Rassegna Stampa

Zielinski positivo al Covid 19, l’Asl: “Napoli tranquillo, vi spiego”

Il direttore dell'Asl Napoli 2 parla attraverso le pagine de Il Mattino

Piotr Zielinski è di nuovo positivo al Covid 19, il direttore dell’Asl Napoli 2: “Il giocatore ha rispettato la bolla in cui era stato posto”. Zielinski, insieme con Lobotka e Rrahmani avevano ricevuto restrizioni perché entrati in contatto con un positivo. Rischiavano di non giocare Juve-Napoli, ma la società azzurra ha avuto il via libera per poterli mandare in campo. Decisione che ha fatto scattare polemiche nel mondo juventino. Ma alla fine il Napoli ha proceduto secondo regolamento, così come conferma anche il direttore dell’Asl 2 di Napoli, che parla attraverso le pagine de Il Mattino: “«Noi l’avevamo messo in isolamento perché considerato contatto stretto», spiega amareggiato il direttore dell’Asl Napoli 2 Antonio D’Amore. «D’altra parte a qualcosa dovremmo servire noi delle Asl: a prevenire fenomeni del genere. Però il calcio deve andare avanti. Però mi domando: se non avessimo posto Zielinski in isolamento cosa poteva succedere adesso? Ce ne hanno dette di tutti i colori dopo le nostre disposizioni restrittive, e invece se non avessi posto almeno in bolla e in isolamento i tre calciatori ora avremmo tutti il timore di un nuovo possibile cluster all’interno dello spogliatoio del Napoli. Il dipartimento mi ha detto che i tre ragazzi hanno rispettato alla lettera la bolla di isolamento nella quale sono stati posti: si faceva la doccia da solo, si cambiavano da soli ed ha osservato anche all’interno della bolla della squadra le norme di isolamento». Anche per questo il Napoli è tranquillo“.

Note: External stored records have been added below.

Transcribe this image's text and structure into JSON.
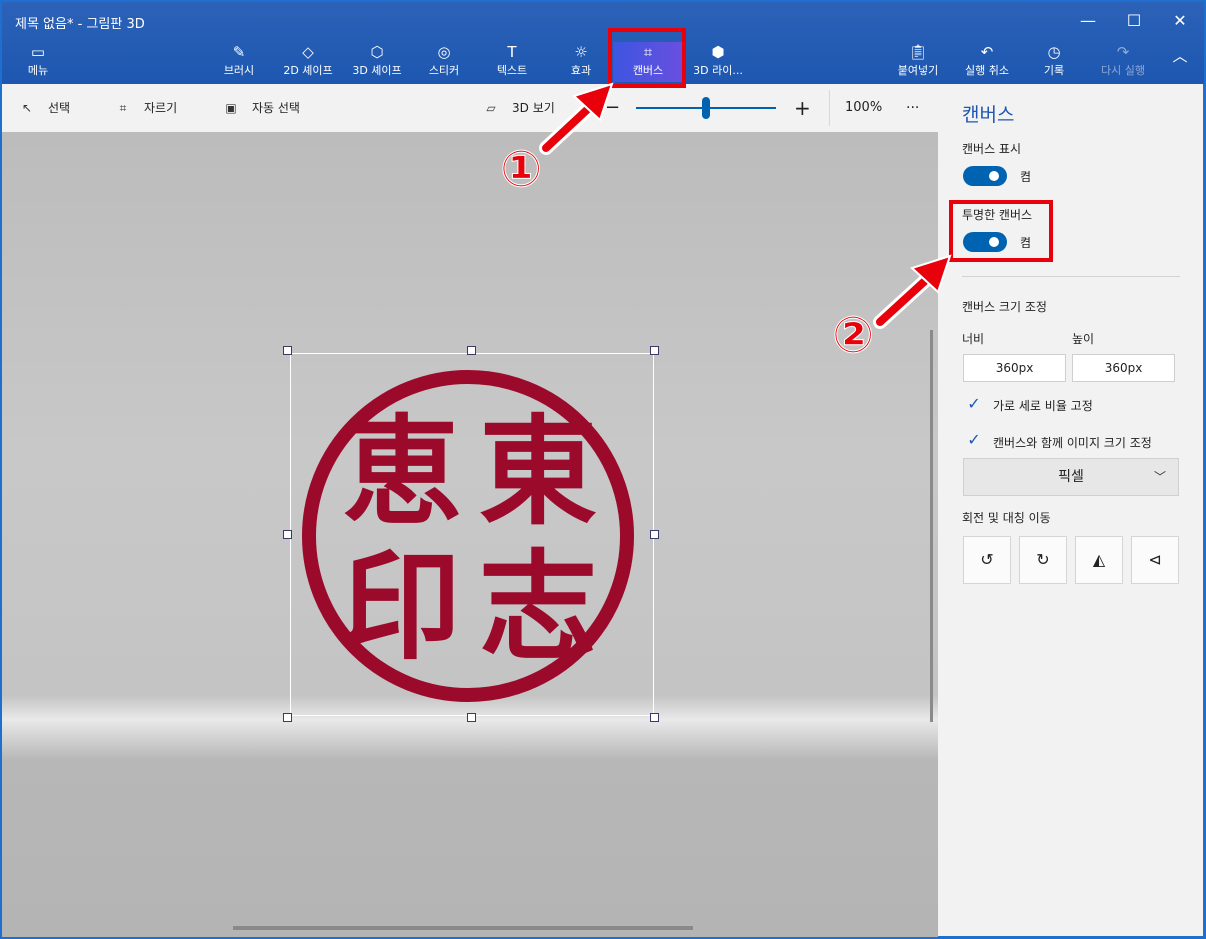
{
  "window": {
    "title": "제목 없음* - 그림판 3D",
    "minimize": "—",
    "maximize": "☐",
    "close": "✕"
  },
  "toolbar": {
    "menu": "메뉴",
    "brush": "브러시",
    "shapes_2d": "2D 셰이프",
    "shapes_3d": "3D 셰이프",
    "sticker": "스티커",
    "text": "텍스트",
    "effects": "효과",
    "canvas": "캔버스",
    "library_3d": "3D 라이...",
    "paste": "붙여넣기",
    "undo": "실행 취소",
    "history": "기록",
    "redo": "다시 실행"
  },
  "subbar": {
    "select": "선택",
    "crop": "자르기",
    "magic_select": "자동 선택",
    "view_3d": "3D 보기",
    "zoom_minus": "−",
    "zoom_plus": "+",
    "zoom_level": "100%",
    "more": "···",
    "zoom_value": 0.5
  },
  "panel": {
    "title": "캔버스",
    "show_canvas_label": "캔버스 표시",
    "show_canvas_state": "켬",
    "transparent_label": "투명한 캔버스",
    "transparent_state": "켬",
    "resize_label": "캔버스 크기 조정",
    "width_label": "너비",
    "height_label": "높이",
    "width_value": "360px",
    "height_value": "360px",
    "lock_ratio_label": "가로 세로 비율 고정",
    "resize_image_label": "캔버스와 함께 이미지 크기 조정",
    "unit_value": "픽셀",
    "rotate_label": "회전 및 대칭 이동"
  },
  "stamp": {
    "chars": [
      "東",
      "恵",
      "志",
      "印"
    ]
  },
  "annotations": {
    "one": "①",
    "two": "②"
  },
  "colors": {
    "accent": "#1d57b0",
    "toggle": "#0063b1",
    "stamp": "#9b0a2a",
    "annotation": "#e8000b"
  }
}
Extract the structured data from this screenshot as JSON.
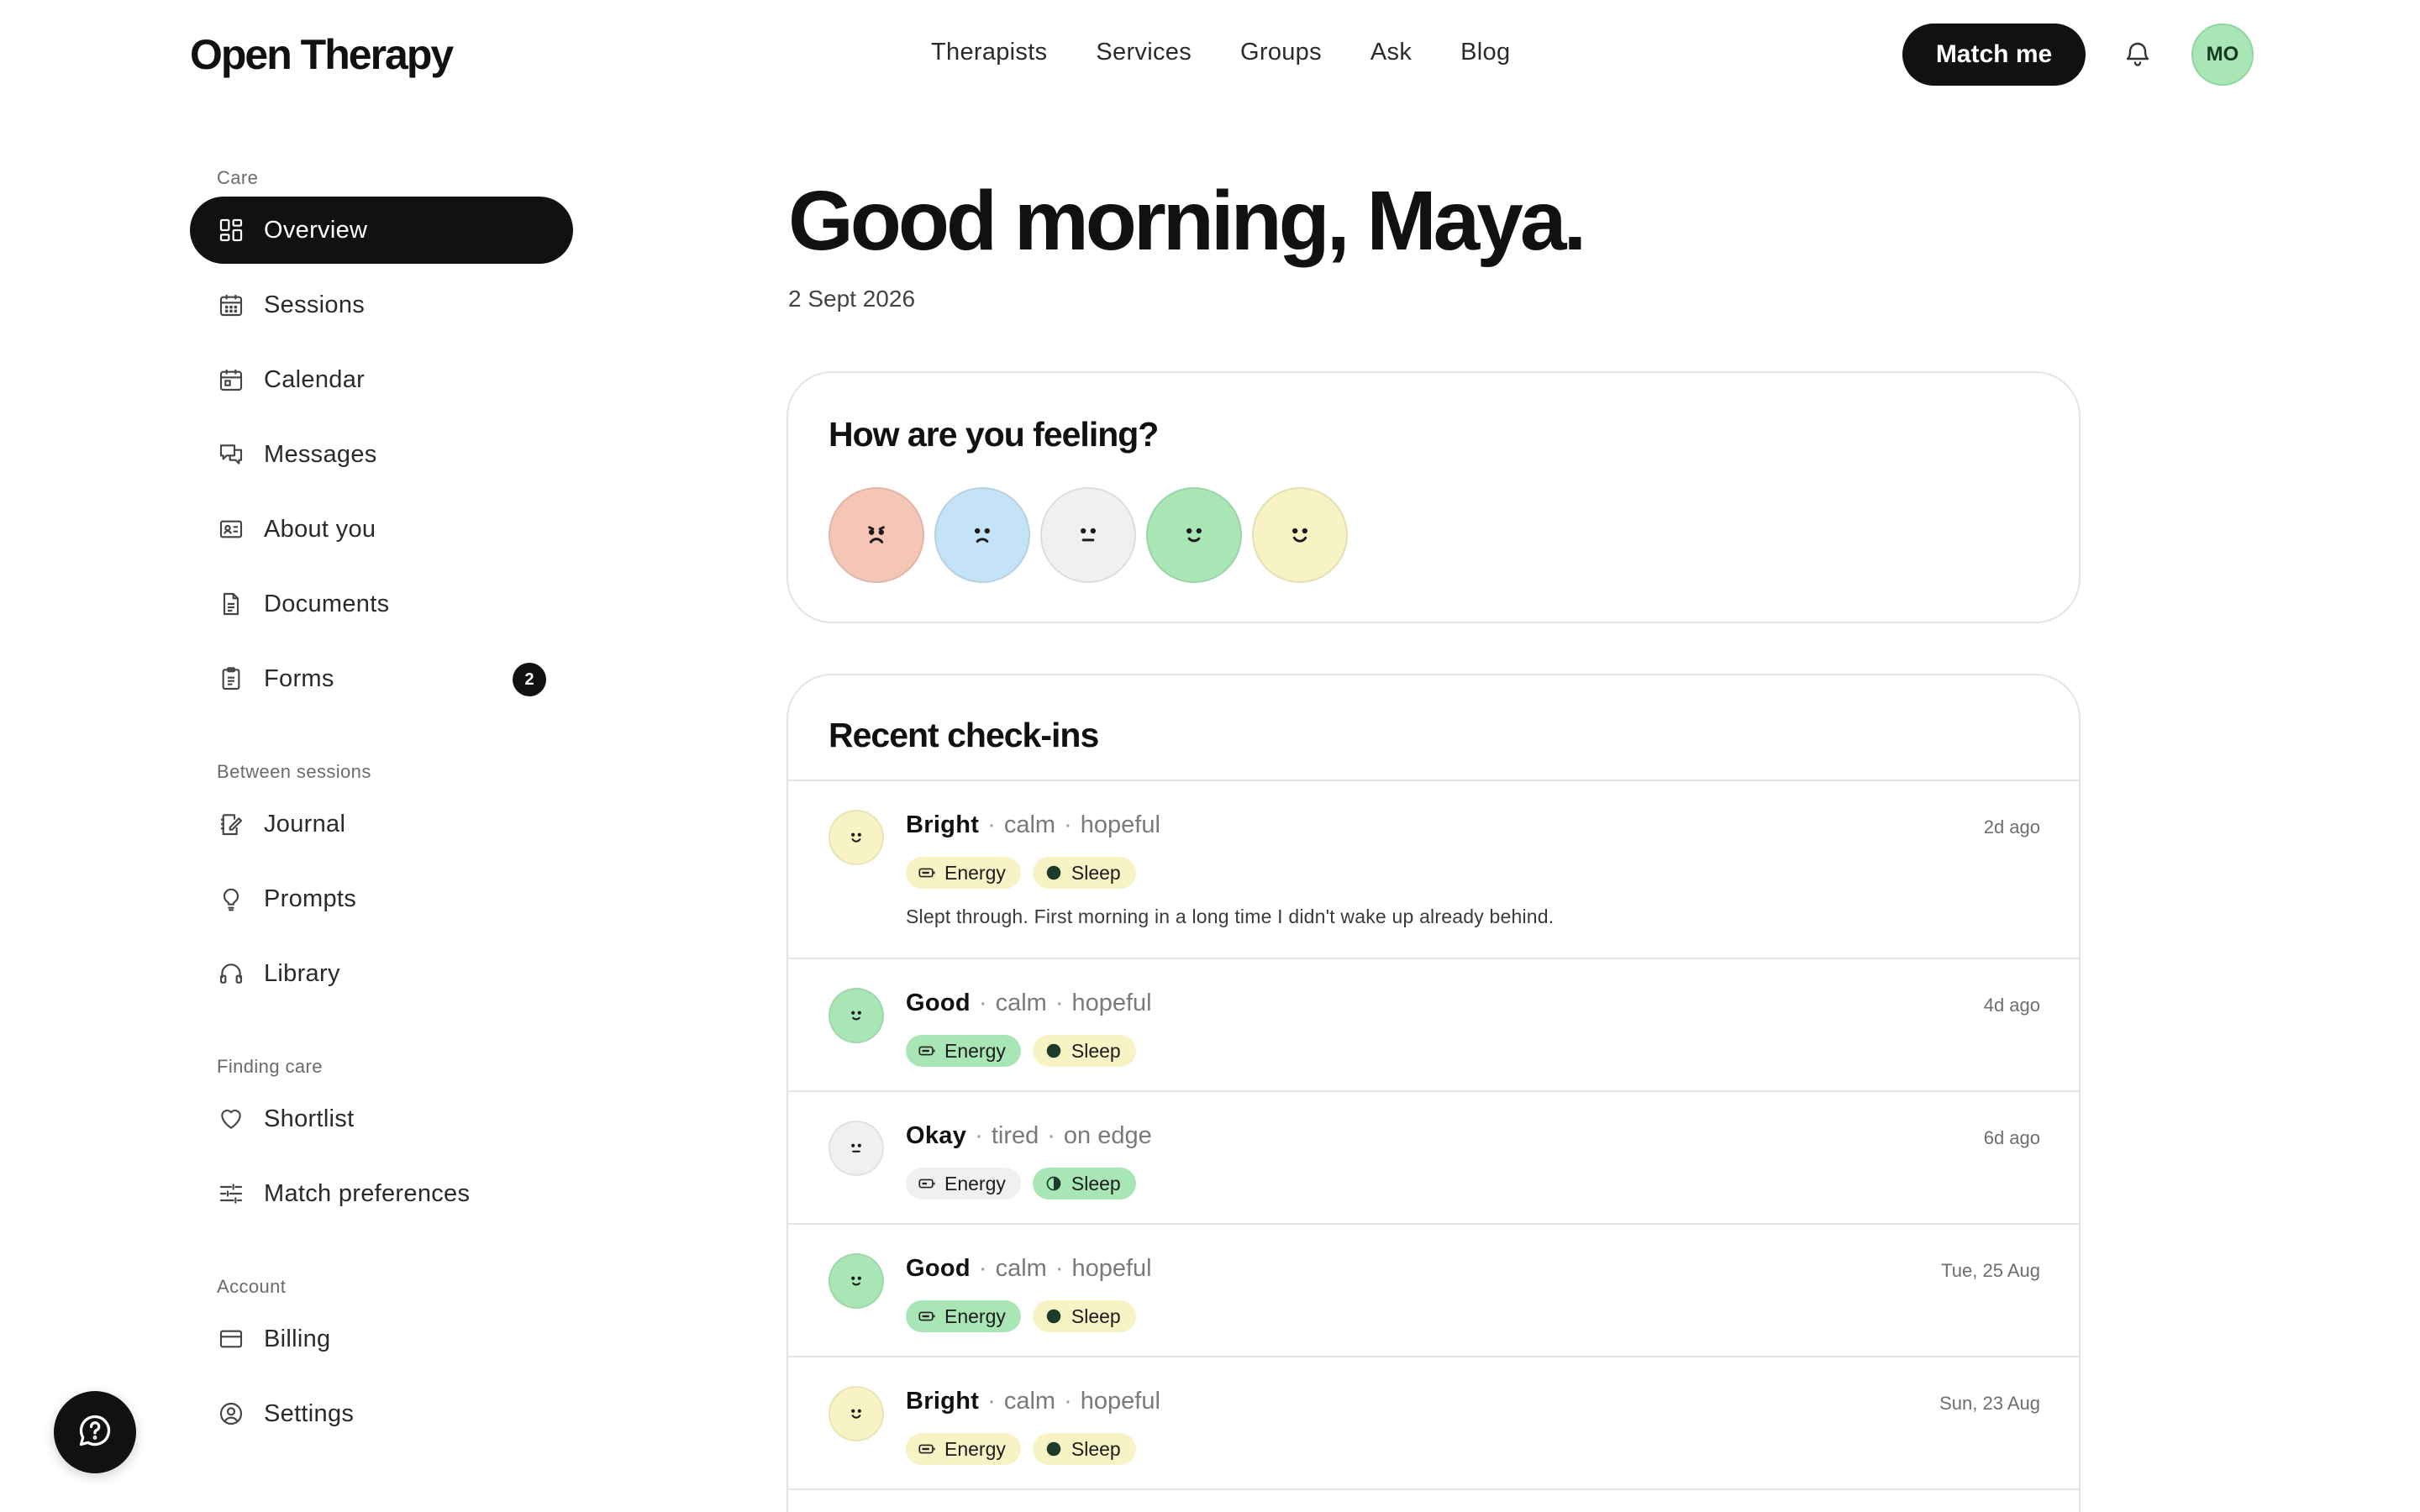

Zielinski titolare con la Juve: cosa rischia il Napoli

Se ne è parlato molto negli scorsi giorni, ma ora arriva un altro chiarimento su cosa rischia il Napoli per aver schierato Zielinski, Lobotka e Rrahmani contro la Juve: “Dunque da un punto di vista dei regolamenti federali nessuna trasgressione. C’è da capire se la società ha disatteso le indicazioni specifiche fornite della Asl Napoli 2, alla luce degli ultimi decreti attuativi, che prevedono questa possibilità solo per chi abbia fatto la terza dose o sia vaccinato (o guarito) da meno di quattro mesi. Il direttore della stessa struttura territoriale di Pozzuoli ha già detto di aver chiesto una relazione specifica ai medici del club. I campani potrebbero andare incontro ad una sanzione amministrativa, ma nulla è stato deciso in questo senso. In ogni caso, questa e altre vicende delle ultime giornate di campionato, sono lì a dimostrare che il movimento calcio non è riuscito a prevenire e considerare l’emergenza, per creare delle regole eque, e urge un intervento del Governo per chiarire e aggiornare i protocolli sportivi alla luce delle regole meno stringenti in tema di quarantena, approvate con il decreto legge n. 229 del 30 dicembre scorso“.